As for the forces driving the heterogeneity of the spatial distribution of FFs, precipitation, especially heavy precipitation was the major driving force in eight ecoregions of China, and the power of determinants (PDs) were 0.176–0.756. Landform is another significant factor, which is the most influential factor in three ecoregions of Tibetan Plateau, North China and South China, and the PDs were 0.401–0.714. Furthermore, interactions of precipitation and landform have the strongest effect on the spatial distribution of FFs (e.g., 0.901 in Northwest Arid Region), although the degrees vary across ecoregions. The interactive influence of precipitation and landform was much greater than that of any single factor, with PDs of 0.478–0.901, which exceeded 0.8 in 8 of the 11 ecoregions. All these indicated that precipitation and landform were the major driving forces in China. However, human activities have a tangible relationship with flash floods, especially in ecologically vulnerable regions of Northwest Arid Region, Tibetan Plateau, and North China.
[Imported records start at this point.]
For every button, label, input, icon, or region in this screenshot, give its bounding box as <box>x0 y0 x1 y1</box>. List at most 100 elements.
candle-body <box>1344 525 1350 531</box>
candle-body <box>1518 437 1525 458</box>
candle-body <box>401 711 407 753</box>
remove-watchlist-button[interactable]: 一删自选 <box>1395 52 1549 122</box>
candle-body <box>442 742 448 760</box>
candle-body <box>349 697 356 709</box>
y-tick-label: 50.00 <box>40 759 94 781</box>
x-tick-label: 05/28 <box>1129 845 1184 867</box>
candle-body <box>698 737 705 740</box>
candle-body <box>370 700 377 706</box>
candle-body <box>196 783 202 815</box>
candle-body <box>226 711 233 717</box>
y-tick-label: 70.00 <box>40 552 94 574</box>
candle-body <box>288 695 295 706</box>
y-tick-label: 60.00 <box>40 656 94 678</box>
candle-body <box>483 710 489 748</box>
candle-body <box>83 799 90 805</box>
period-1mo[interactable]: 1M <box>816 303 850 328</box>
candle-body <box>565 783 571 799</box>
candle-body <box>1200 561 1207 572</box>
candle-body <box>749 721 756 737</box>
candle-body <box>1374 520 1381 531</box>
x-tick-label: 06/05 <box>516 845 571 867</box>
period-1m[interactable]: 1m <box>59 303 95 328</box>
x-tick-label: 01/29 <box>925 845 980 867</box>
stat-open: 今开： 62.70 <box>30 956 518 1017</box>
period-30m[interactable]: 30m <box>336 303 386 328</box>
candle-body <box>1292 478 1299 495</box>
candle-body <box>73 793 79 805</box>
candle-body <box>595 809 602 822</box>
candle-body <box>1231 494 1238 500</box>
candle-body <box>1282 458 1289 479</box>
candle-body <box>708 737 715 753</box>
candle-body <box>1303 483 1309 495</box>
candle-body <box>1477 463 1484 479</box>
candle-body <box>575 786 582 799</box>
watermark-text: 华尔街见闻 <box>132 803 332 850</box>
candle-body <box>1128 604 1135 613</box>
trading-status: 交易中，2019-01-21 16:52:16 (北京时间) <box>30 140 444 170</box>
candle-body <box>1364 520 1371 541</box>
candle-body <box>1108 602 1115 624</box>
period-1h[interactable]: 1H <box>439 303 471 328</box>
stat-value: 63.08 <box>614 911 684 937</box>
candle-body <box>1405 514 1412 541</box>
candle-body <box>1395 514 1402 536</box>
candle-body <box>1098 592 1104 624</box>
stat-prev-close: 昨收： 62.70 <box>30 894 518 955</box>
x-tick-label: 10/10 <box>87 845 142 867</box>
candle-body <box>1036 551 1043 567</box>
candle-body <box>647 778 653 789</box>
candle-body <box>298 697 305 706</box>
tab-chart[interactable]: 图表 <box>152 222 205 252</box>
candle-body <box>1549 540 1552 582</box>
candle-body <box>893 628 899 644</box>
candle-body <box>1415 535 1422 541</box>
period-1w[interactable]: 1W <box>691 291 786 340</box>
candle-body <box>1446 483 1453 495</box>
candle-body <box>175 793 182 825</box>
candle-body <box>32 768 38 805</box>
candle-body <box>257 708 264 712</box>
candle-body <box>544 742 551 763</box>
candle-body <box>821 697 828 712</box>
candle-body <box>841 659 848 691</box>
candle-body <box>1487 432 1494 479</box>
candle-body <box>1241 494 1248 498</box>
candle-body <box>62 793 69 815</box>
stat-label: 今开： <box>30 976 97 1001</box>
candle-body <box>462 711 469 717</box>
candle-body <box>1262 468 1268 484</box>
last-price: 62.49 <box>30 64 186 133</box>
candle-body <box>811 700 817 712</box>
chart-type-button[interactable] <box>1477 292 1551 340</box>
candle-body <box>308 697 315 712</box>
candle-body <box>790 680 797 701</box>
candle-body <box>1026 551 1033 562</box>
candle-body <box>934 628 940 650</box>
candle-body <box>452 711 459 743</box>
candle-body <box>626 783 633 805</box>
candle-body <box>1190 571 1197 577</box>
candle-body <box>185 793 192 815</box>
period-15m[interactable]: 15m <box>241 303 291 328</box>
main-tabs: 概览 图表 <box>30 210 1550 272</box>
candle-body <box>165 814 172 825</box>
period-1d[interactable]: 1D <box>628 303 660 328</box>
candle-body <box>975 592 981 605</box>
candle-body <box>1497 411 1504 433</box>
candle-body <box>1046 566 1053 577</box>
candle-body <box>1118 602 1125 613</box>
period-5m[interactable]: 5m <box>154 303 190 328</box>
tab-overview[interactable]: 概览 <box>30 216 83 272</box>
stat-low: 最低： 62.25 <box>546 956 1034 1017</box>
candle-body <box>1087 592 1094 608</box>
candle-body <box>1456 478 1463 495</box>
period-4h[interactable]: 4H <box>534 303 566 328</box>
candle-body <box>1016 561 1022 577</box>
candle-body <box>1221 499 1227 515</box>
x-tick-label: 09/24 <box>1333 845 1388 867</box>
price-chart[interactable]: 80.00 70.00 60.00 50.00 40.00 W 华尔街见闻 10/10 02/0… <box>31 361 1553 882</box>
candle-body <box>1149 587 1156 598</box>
Interestingly, the interaction between precipitation and landforms was found to be bilinearly enhanced in the six ecoregions of northwest China and nonlinearly enhanced in the five ecoregions in southeast China, implying that there are different interactions among the influential factors across ecoregions, which deserve further study. Based on the above, different strategies and proposals for preventing and controlling flash floods are also proposed.
FFs are one of main forms of disaster globally, dramatically affected by nature and human activities, and therefore the occurrence of FFs demonstrates spatial or regional heterogeneity. Availing of the data from the Investigation Project of Chinese Flash Floods, which is so far the largest and comprehensive dataset of FF records in China, this study explores the spatial variation of FF in China and assessed the driving force of various factors by using the Geodetector tool and considering 14 factors such as climate, natural environment, and human activities in 11 ecoregions in China. This contributes to understanding why FFs often occur in particular areas. The findings provide useful references for improving the prewarning system of FFs. Regional strategies are required to cope with the variation in these influential factors. Pre-warning systems in particular should pay attention to factors with high PD and the effects of their interaction.
The analysis may be limited owing to the choice of factors. It can be improved by including more variables to reflect and evaluate human activities. Nevertheless, they provide a new understanding of FFs from the perspective of spatial heterogeneity and will enable the development of regionally targeted strategies to cope with FFs. We hope the attempt at understanding the spatial heterogeneity of FFs and associated influential factors can improve our knowledge on how and why FFs occur in a particular ecoregion.